Why we started and why we must go on!

As many know, NABVETS originally started in 1969 as the Interested Veterans of the Central City or better knows as IVOCC.  The organization was begun by seven (7) returning veterans that believed that they could make a difference that would help all veterans particularly African American veterans.  The primary issues of the day were Welfare, Education, Housing, Hospitalization, Employment and Economic Assistance.  In 1973 the National Association of Black Veterans Inc. was born.  Little did we realize at the time was that in every city and town around the country, there were carbon copies of the original seven returning veterans that were equally dissatisfied with the lack of attention that was given to their unique needs, namely Less than Honorable Discharges, High Unemployment, higher incidents of PTSD, Chemical Dependency and lack of equal V.A. claims assistance.

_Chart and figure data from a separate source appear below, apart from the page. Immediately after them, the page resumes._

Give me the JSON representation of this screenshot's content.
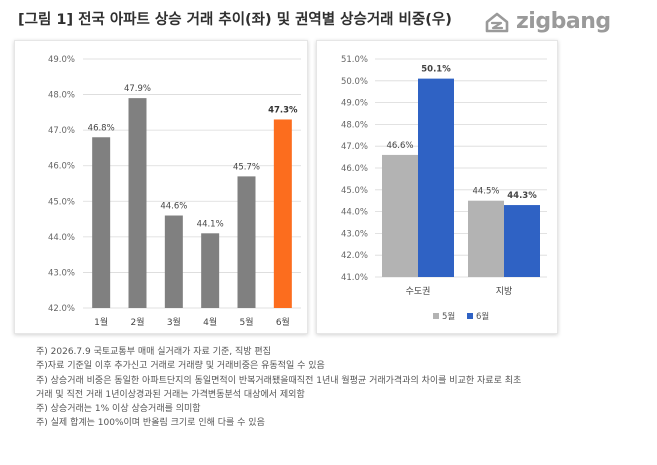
{
  "header": {
    "title": "[그림 1] 전국 아파트 상승 거래 추이(좌) 및 권역별 상승거래 비중(우)",
    "logo_text": "zigbang"
  },
  "colors": {
    "gray_bar": "#808080",
    "highlight_bar": "#fc6d1e",
    "may_bar": "#b3b3b3",
    "june_bar": "#2f62c4",
    "grid": "#d9d9d9",
    "logo": "#9a9a9a"
  },
  "chart_data": [
    {
      "type": "bar",
      "categories": [
        "1월",
        "2월",
        "3월",
        "4월",
        "5월",
        "6월"
      ],
      "values": [
        46.8,
        47.9,
        44.6,
        44.1,
        45.7,
        47.3
      ],
      "value_labels": [
        "46.8%",
        "47.9%",
        "44.6%",
        "44.1%",
        "45.7%",
        "47.3%"
      ],
      "highlight_index": 5,
      "ylim": [
        42.0,
        49.0
      ],
      "yticks": [
        "42.0%",
        "43.0%",
        "44.0%",
        "45.0%",
        "46.0%",
        "47.0%",
        "48.0%",
        "49.0%"
      ],
      "grid": true
    },
    {
      "type": "bar",
      "categories": [
        "수도권",
        "지방"
      ],
      "series": [
        {
          "name": "5월",
          "values": [
            46.6,
            44.5
          ],
          "value_labels": [
            "46.6%",
            "44.5%"
          ]
        },
        {
          "name": "6월",
          "values": [
            50.1,
            44.3
          ],
          "value_labels": [
            "50.1%",
            "44.3%"
          ]
        }
      ],
      "ylim": [
        41.0,
        51.0
      ],
      "yticks": [
        "41.0%",
        "42.0%",
        "43.0%",
        "44.0%",
        "45.0%",
        "46.0%",
        "47.0%",
        "48.0%",
        "49.0%",
        "50.0%",
        "51.0%"
      ],
      "grid": true,
      "legend_position": "bottom"
    }
  ],
  "notes": [
    "주) 2026.7.9 국토교통부 매매 실거래가 자료 기준, 직방 편집",
    "주)자료 기준일 이후 추가신고 거래로 거래량 및 거래비중은 유동적일 수 있음",
    "주) 상승거래 비중은 동일한 아파트단지의 동일면적이 반복거래됐을때직전 1년내 월평균 거래가격과의 차이를 비교한 자료로 최초",
    "거래 및 직전 거래 1년이상경과된 거래는 가격변동분석 대상에서 제외함",
    "주) 상승거래는 1% 이상 상승거래를 의미함",
    "주) 실제 합계는 100%이며 반올림 크기로 인해 다를 수 있음"
  ]
}
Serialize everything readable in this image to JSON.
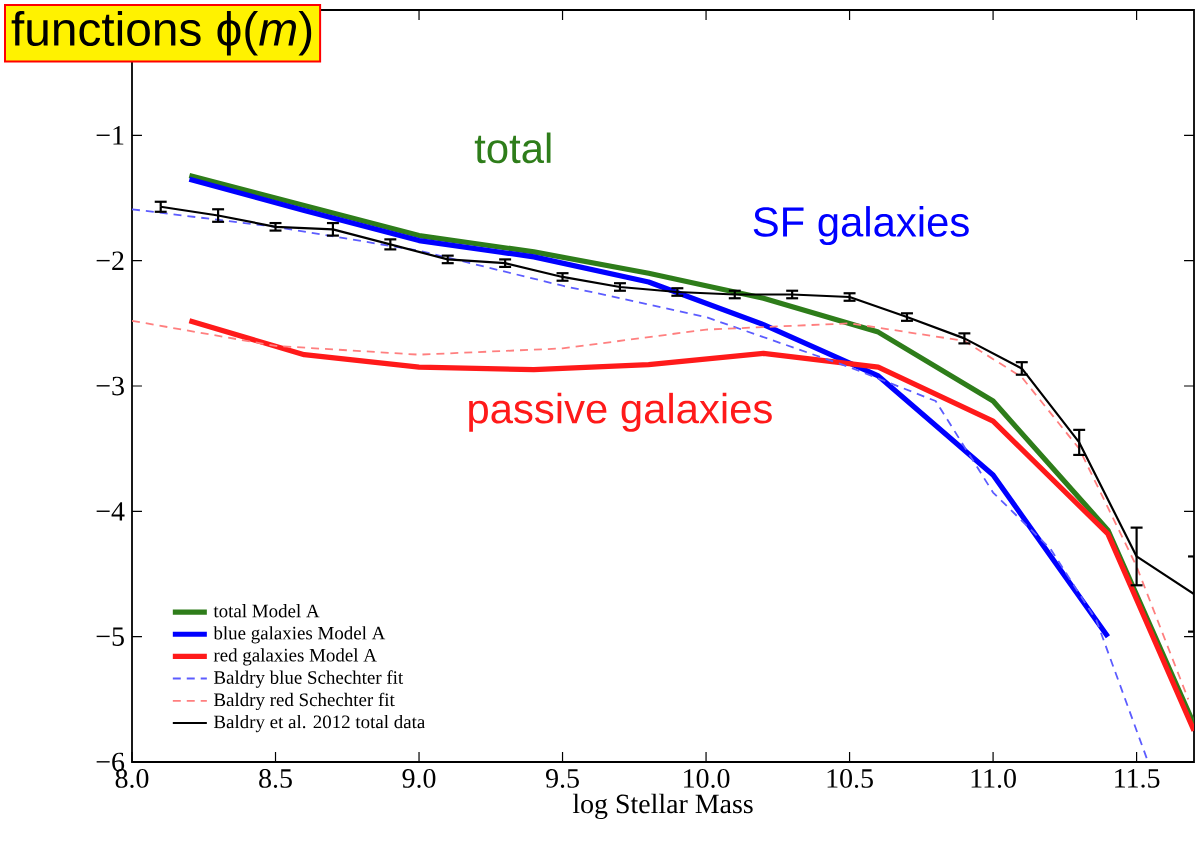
{
  "chart_data": {
    "type": "line",
    "title": "functions ϕ(*m*)",
    "xlabel": "log Stellar Mass",
    "xlim": [
      8.0,
      11.7
    ],
    "ylim": [
      -6,
      0
    ],
    "xticks": [
      {
        "value": 8.0,
        "label": "8.0"
      },
      {
        "value": 8.5,
        "label": "8.5"
      },
      {
        "value": 9.0,
        "label": "9.0"
      },
      {
        "value": 9.5,
        "label": "9.5"
      },
      {
        "value": 10.0,
        "label": "10.0"
      },
      {
        "value": 10.5,
        "label": "10.5"
      },
      {
        "value": 11.0,
        "label": "11.0"
      },
      {
        "value": 11.5,
        "label": "11.5"
      }
    ],
    "yticks": [
      {
        "value": -6,
        "label": "−6"
      },
      {
        "value": -5,
        "label": "−5"
      },
      {
        "value": -4,
        "label": "−4"
      },
      {
        "value": -3,
        "label": "−3"
      },
      {
        "value": -2,
        "label": "−2"
      },
      {
        "value": -1,
        "label": "−1"
      }
    ],
    "legend": "bottom left",
    "annotations": [
      "total",
      "SF galaxies",
      "passive galaxies"
    ],
    "series": [
      {
        "name": "total Model A",
        "color": "#2e7d1a",
        "line_style": "solid",
        "x": [
          8.2,
          8.6,
          9.0,
          9.4,
          9.8,
          10.2,
          10.6,
          11.0,
          11.4,
          11.7
        ],
        "values": [
          -1.32,
          -1.56,
          -1.8,
          -1.93,
          -2.1,
          -2.3,
          -2.57,
          -3.12,
          -4.15,
          -5.7
        ]
      },
      {
        "name": "blue galaxies Model A",
        "color": "#0000ff",
        "line_style": "solid",
        "x": [
          8.2,
          8.6,
          9.0,
          9.4,
          9.8,
          10.2,
          10.6,
          11.0,
          11.4
        ],
        "values": [
          -1.35,
          -1.6,
          -1.84,
          -1.97,
          -2.17,
          -2.51,
          -2.92,
          -3.71,
          -5.0
        ]
      },
      {
        "name": "red galaxies Model A",
        "color": "#ff1a1a",
        "line_style": "solid",
        "x": [
          8.2,
          8.6,
          9.0,
          9.4,
          9.8,
          10.2,
          10.6,
          11.0,
          11.4,
          11.7
        ],
        "values": [
          -2.48,
          -2.75,
          -2.85,
          -2.87,
          -2.83,
          -2.74,
          -2.85,
          -3.28,
          -4.18,
          -5.75
        ]
      },
      {
        "name": "Baldry blue Schechter fit",
        "color": "#5c5cff",
        "line_style": "dashed",
        "x": [
          8.0,
          8.5,
          9.0,
          9.5,
          10.0,
          10.5,
          10.8,
          11.0,
          11.2,
          11.36,
          11.54
        ],
        "values": [
          -1.59,
          -1.73,
          -1.92,
          -2.2,
          -2.45,
          -2.85,
          -3.12,
          -3.85,
          -4.3,
          -4.87,
          -6.0
        ]
      },
      {
        "name": "Baldry red Schechter fit",
        "color": "#ff7f7f",
        "line_style": "dashed",
        "x": [
          8.0,
          8.5,
          9.0,
          9.5,
          10.0,
          10.5,
          10.9,
          11.1,
          11.3,
          11.5,
          11.68
        ],
        "values": [
          -2.48,
          -2.68,
          -2.75,
          -2.7,
          -2.55,
          -2.5,
          -2.64,
          -2.93,
          -3.5,
          -4.44,
          -5.5
        ]
      },
      {
        "name": "Baldry et al. 2012 total data",
        "color": "#000000",
        "line_style": "solid",
        "x": [
          8.1,
          8.3,
          8.5,
          8.7,
          8.9,
          9.1,
          9.3,
          9.5,
          9.7,
          9.9,
          10.1,
          10.3,
          10.5,
          10.7,
          10.9,
          11.1,
          11.3,
          11.5,
          11.7
        ],
        "values": [
          -1.57,
          -1.64,
          -1.73,
          -1.75,
          -1.87,
          -1.99,
          -2.02,
          -2.13,
          -2.21,
          -2.25,
          -2.27,
          -2.27,
          -2.29,
          -2.45,
          -2.62,
          -2.86,
          -3.45,
          -4.36,
          -4.66
        ],
        "errors": [
          0.04,
          0.05,
          0.03,
          0.05,
          0.04,
          0.03,
          0.03,
          0.03,
          0.03,
          0.03,
          0.03,
          0.03,
          0.03,
          0.03,
          0.04,
          0.05,
          0.1,
          0.23,
          0.3
        ]
      }
    ]
  }
}
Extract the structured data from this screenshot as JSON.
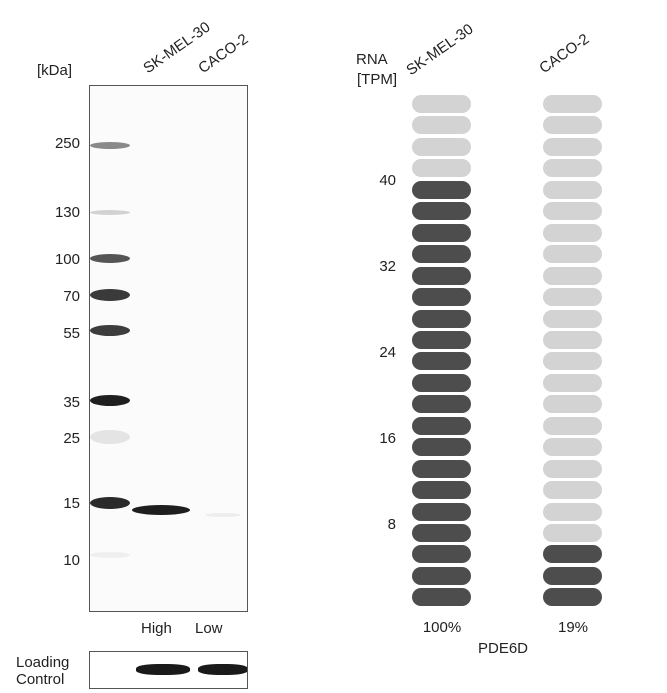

Through the years NABVETS thrived and not withstanding growing pains, that included disagreements as to organizational strategic direction and other personal distractions, the orgainzation was able to come together and present a unified front.  We all realized that speaking with one collective voice to our elected representatives went much farther than trying to speak with one individual voice.

Today NABVETS has grown into one of the strongest black veterans organizations in the country.  There are presently over thirty-five (35) chapters with many state commands.  NABVETS has further developed its own nationwide telephone claims system to assure uniform VA claims tracking accountability.  (This system will be released soon.)  NABVETS is further proud of its national Eclipse magazine which is published quarterly and its newest publication, The NABVETS National Chapters Update Newsletter.  We are presently working on plans to honor African American Veterans with a special monument, titled “Rebirth of Freedom” to be dedicated on November 11, 2007 on the VA grounds in Milwaukee, Wisconsin.

NABVETS must go on because although we have made some accomplishments, there still remains much work to be done.  This work includes monitoring and advocating for veterans, particularly veterans of color as it relates to the increasing backlog of V.A. service disability claims.  We will be the voice for the voiceless!